Valerio Antonini, presidente della Trapani Shark, ha rilasciato un’intervista esclusiva a La Gazzetta dello Sport, in cui ha toccato temi cruciali riguardanti il futuro del club. Le sue dichiarazioni, cariche di determinazione, evidenziano la volontà di proseguire il progetto nonostante le difficoltà recenti.
Il progetto continua nonostante le difficoltà
Valerio Antonini ha affermato con fermezza:
“Il progetto va avanti tranquillamente e siamo tranquilli di poter dimostrare le nostre ragioni nelle sedi opportune”. Questa dichiarazione sottolinea l’intenzione della dirigenza di non farsi intimidire dalle controversie legali in corso e di mantenere il focus sugli obiettivi sportivi.

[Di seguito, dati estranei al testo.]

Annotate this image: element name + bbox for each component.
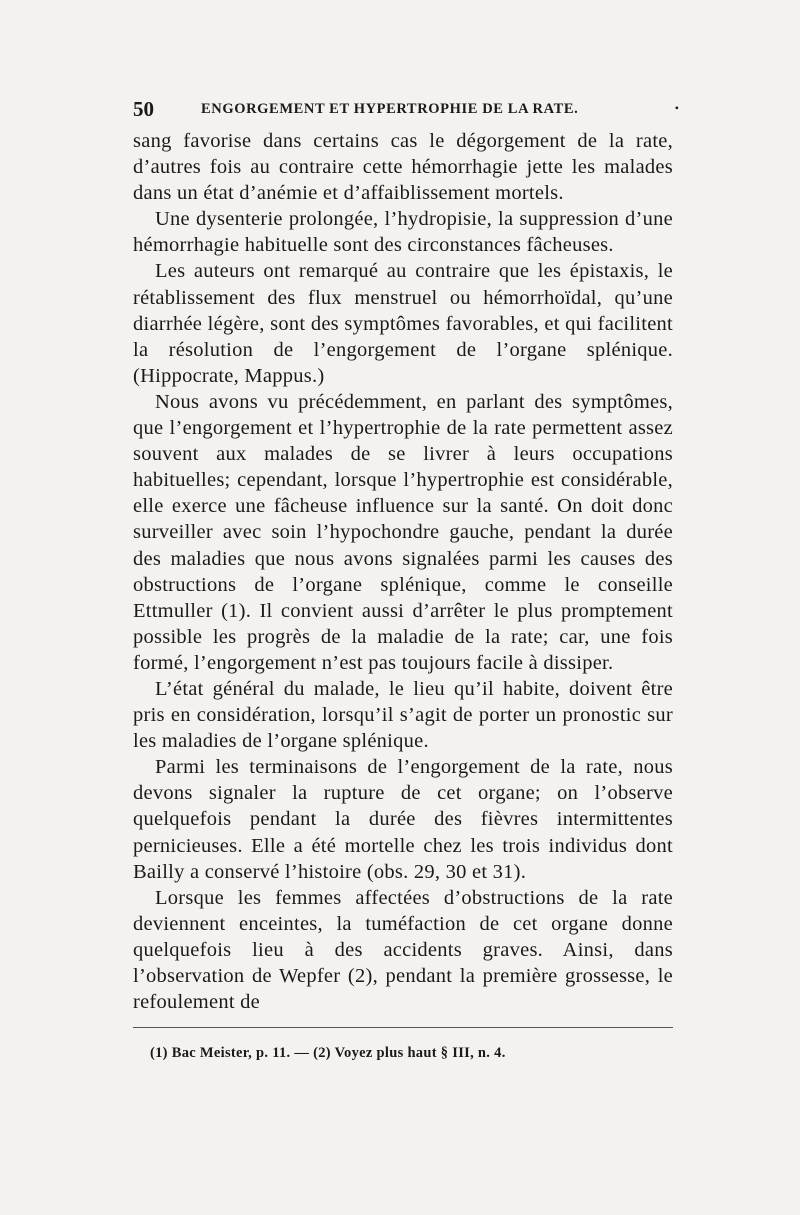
header-mark: • [674,101,679,115]
paragraph: Lorsque les femmes affectées d’obstructions de la rate deviennent enceintes, la tuméfaction de cet organe donne quelquefois lieu à des accidents graves. Ainsi, dans l’observation de Wepfer (2), pendant la première grossesse, le refoulement de [133,886,673,1014]
paragraph: L’état général du malade, le lieu qu’il habite, doivent être pris en considération, lorsqu’il s’agit de porter un pronostic sur les maladies de l’organe splénique. [133,677,673,753]
paragraph: Parmi les terminaisons de l’engorgement de la rate, nous devons signaler la rupture de cet organe; on l’observe quelquefois pendant la durée des fièvres intermittentes pernicieuses. Elle a été mortelle chez les trois individus dont Bailly a conservé l’histoire (obs. 29, 30 et 31). [133,756,673,883]
running-head: ENGORGEMENT ET HYPERTROPHIE DE LA RATE. [201,101,579,117]
paragraph: sang favorise dans certains cas le dégorgement de la rate, d’autres fois au contraire cette hémorrhagie jette les malades dans un état d’anémie et d’affaiblissement mortels. [133,130,673,205]
footnote: (1) Bac Meister, p. 11. — (2) Voyez plus haut § III, n. 4. [150,1045,506,1061]
page-number: 50 [133,97,154,121]
paragraph: Les auteurs ont remarqué au contraire que les épistaxis, le rétablissement des flux menstruel ou hémorrhoïdal, qu’une diarrhée légère, sont des symptômes favorables, et qui facilitent la résolution de l’engorgement de l’organe splénique. (Hippocrate, Mappus.) [133,260,673,387]
body-text [133,128,673,1015]
page-header [133,97,679,127]
paragraph: Nous avons vu précédemment, en parlant des symptômes, que l’engorgement et l’hypertrophie de la rate permettent assez souvent aux malades de se livrer à leurs occupations habituelles; cependant, lorsque l’hypertrophie est considérable, elle exerce une fâcheuse influence sur la santé. On doit donc surveiller avec soin l’hypochondre gauche, pendant la durée des maladies que nous avons signalées parmi les causes des obstructions de l’organe splénique, comme le conseille Ettmuller (1). Il convient aussi d’arrêter le plus promptement possible les progrès de la maladie de la rate; car, une fois formé, l’engorgement n’est pas toujours facile à dissiper. [133,390,673,674]
paragraph: Une dysenterie prolongée, l’hydropisie, la suppression d’une hémorrhagie habituelle sont des circonstances fâcheuses. [133,208,673,257]
footnote-rule [133,1027,673,1028]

Azioni legali contro Repesa e Alibegovic
Un punto centrale dell’intervista riguarda la situazione contrattuale di coach Jasmin Repesa e del giocatore Amar Alibegovic. Antonini ha chiarito che entrambi non sono liberi di lasciare il club:
“Non è assolutamente libero, manderemo una diffida legale per qualsiasi attività al di fuori del contratto”. La dirigenza intende difendere i propri diritti e ha già avviato le procedure legali necessarie.
Le accuse e le misure da adottare
Antonini ha anche menzionato le problematiche legate ai pagamenti:
“I giocatori sono pagati, non fino a ottobre come saremmo tenuti a fare: fino al 3 dicembre” . Inoltre, ha espresso la sua intenzione di portare Repesa davanti alla giustizia sportiva e civile per chiedere danni, definendolo “il miglior coach in A ma umanamente ingestibile”. Queste affermazioni evidenziano la gravità della situazione e la determinazione della dirigenza nel tutelare il club.
La situazione economica e l’iscrizione al campionato
Infine, Antonini ha fatto riferimento alla questione dei crediti e alla possibile iscrizione al campionato:
“La spada di Damocle dell’iniziativa della procura federale di rimettere in gioco l’iscrizione al campionato è illegittima secondo me” . La dirigenza sta lavorando per risolvere le problematiche economiche, avendo già ripagato le somme dovute, e si prepara a difendersi da eventuali accuse.